Así pues, nos reímos con los chistes porque nos permiten liberar la energía psíquica acumulada; el humor y los chistes son una manifestación de los deseos y conflictos inconscientes del ser humano, y cómo pueden ser utilizados como una forma de liberación y resistencia social. Ahora bien, advierte Freud (1905): “El trabajo del chiste no está a disposición de todos, y en generosa medida sólo de poquísimas personas, de las cuales se dice, singularizándolas, que tienen gracia (Witz). «Gracia» aparece aquí como una particular capacidad, acaso dentro de la línea de las viejas «facultades del alma», y ella parece darse con bastante independencia de las otras: inteligencia, fantasía, memoria, etc. Por lo tanto, en las cabezas graciosas hemos de presuponer particulares disposiciones o condiciones psíquicas que permitan o favorezcan el trabajo del chiste” (p. 134). Al parecer, no todo el mundo posee un sentido del humor.

Concluyendo, el chiste es una forma de expresar deseos reprimidos, es decir, que contando chistes yo puedo hablar de temas sexuales y agresivos burlando la censura psíquica que recae regularmente sobre ellos. Al hacer un chiste, estamos revelando algo que no podríamos expresar de otra manera, y que está relacionado con nuestros impulsos más profundos y reprimidos, ya que dichos impulsos y deseos inconscientes son difíciles de expresar directamente en la vida diaria. A través del humor, podemos expresar estos pensamientos y emociones de manera disfrazada y menos amenazante para nuestra conciencia.

lunes, 27 de diciembre de 2021

513. El sentido del humor es signo de una buena “salud mental”

Aunque desde el psicoanálisis se plantean serias dudas sobre la posibilidad de que el sujeto alcance un estado de ‘salud mental’ completo[1], en la medida en que “cada uno tiene su vena de loco” (Miller, 2013, párr. 3), existe una manera de defenderse de las adversidades que trae la existencia, es decir, de ser menos chiflado, “un intento desesperado de nuestro psiquismo por evitar el displacer” (Ríos Madrid, 2006, párr. 1).

Siempre he pensado que el sentido del humor es un signo de buena ‘salud mental’, sobre todo si el sujeto también se ríe de sí mismo:

"El humor es un recurso para ganar el placer a pesar de los afectos penosos que lo estorban; se introduce en lugar de ese desarrollo de afecto, lo reemplaza. Su condición está dada frente a una situación en que de acuerdo con nuestros hábitos estamos tentados a desprender un afecto penoso, y he ahí que influyen sobre nosotros ciertos motivos para sofocar ese afecto in statu nascendi" (Freud como se citó en Ríos Madrid, 2006, párr. 13).

Así pues, gracias al sentido del humor –del cual dice Freud (como se citó en Ríos Madrid, 2006) es una operación psíquica “elevada” apreciable en los grandes pensadores–, el sujeto se defiende de afectos que le pueden causar algún tipo de displacer.
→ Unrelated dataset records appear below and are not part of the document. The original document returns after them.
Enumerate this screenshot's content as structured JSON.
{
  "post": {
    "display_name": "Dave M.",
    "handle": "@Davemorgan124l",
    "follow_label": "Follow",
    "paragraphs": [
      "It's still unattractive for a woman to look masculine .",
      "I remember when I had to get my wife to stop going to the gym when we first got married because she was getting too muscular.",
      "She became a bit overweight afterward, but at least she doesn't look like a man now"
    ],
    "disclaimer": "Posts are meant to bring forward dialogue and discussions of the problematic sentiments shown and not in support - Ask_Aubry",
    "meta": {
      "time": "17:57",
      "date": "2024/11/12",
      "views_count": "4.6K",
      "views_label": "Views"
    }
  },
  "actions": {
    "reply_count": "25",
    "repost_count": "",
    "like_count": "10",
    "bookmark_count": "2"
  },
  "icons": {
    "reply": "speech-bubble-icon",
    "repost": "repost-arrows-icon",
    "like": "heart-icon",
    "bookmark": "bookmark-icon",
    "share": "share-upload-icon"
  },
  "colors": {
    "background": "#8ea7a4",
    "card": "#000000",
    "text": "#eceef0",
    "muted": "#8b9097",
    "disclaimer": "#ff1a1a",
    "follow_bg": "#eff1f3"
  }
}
Esta es la razón por la que “tras el placer del humor suelen encontrarse entre otros, sentimientos como desprecio, indignación, enojo, dolor y ternura” (Ríos Madrid, 2006, párr. 18).

El mecanismo que Freud descubre detrás de la comicidad de un sujeto es el desplazamiento de afectos asociados a una representación penosa, de tal manera que dicho afecto se asocia con otra cosa que resulta cómica, y que puede terminar contagiando a algún otro receptor, produciéndose así el efecto humorístico (Ríos Madrid, 2006). Lo interesante de este asunto es que, si el sujeto no recurre al humor para defenderse de un afecto que le causa displacer, lo que resulta de ello es una psiconeurosis, es decir, un penoso síntoma psíquico que resultaría mucho más molesto que hacer un chiste sobre la situación que perturba. Es por esta razón que “el humor puede concebirse como la más elevada de esas operaciones (psíquicas) defensivas” (Ríos Madrid, 2006, párr. 19), en la que aquello que venía a producirle displacer al sujeto, termina produciéndole placer.
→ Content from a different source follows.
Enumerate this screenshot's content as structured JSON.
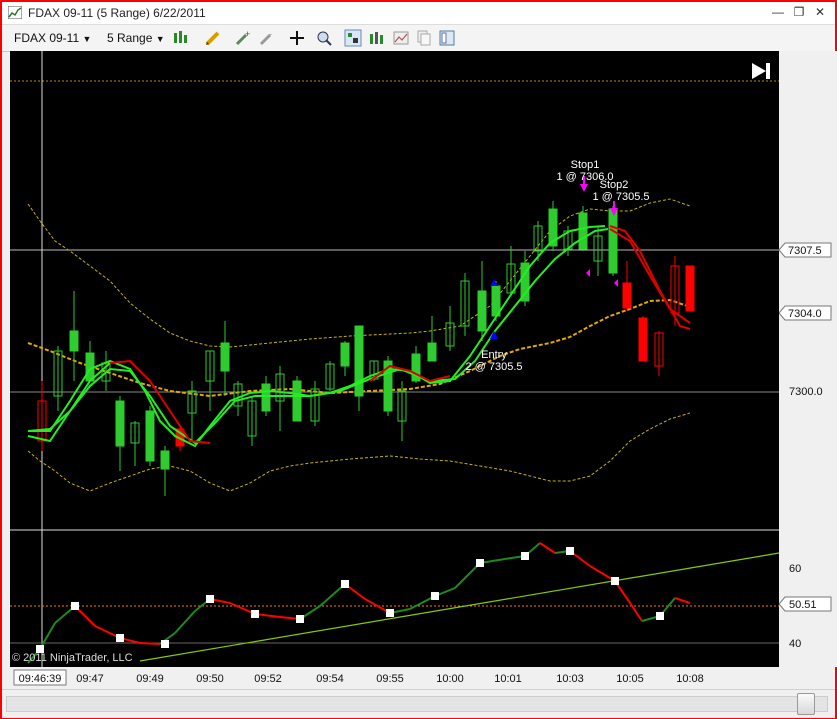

Entonces, “el humor puede entenderse como una ‘operación defensiva’; con tal defensa busca el yo sustraerse de aquello que es sentido como peligroso o displacentero, provenga del interior o del exterior” (Ríos Madrid, 2006, párr. 22); es un recurso con el que cuentan los sujetos, con una chispa de inteligencia, para enfrentar las situaciones difíciles de la existencia.

"Con su defensa frente a la posibilidad de sufrir, ocupa un lugar dentro de la gran serie de aquellos métodos que la vida anímica de los seres humanos ha desplegado a fin de sustraerse de la compulsión del padecimiento, una serie que se inicia con la neurosis y culmina en el delirio, y en la que se incluyen la embriaguez, el abandono de sí, el éxtasis" (Freud como se citó en Ríos Madrid, 2006, párr. 40).

Así pues, el sentido del humor es una salida nada desdeñable frente al sufrimiento inherente a la vida humana (Ríos Madrid, 2006).

(Este artículo fue publicado originalmente en el Blog Fondo Editorial Universidad Católica Luis Amigó)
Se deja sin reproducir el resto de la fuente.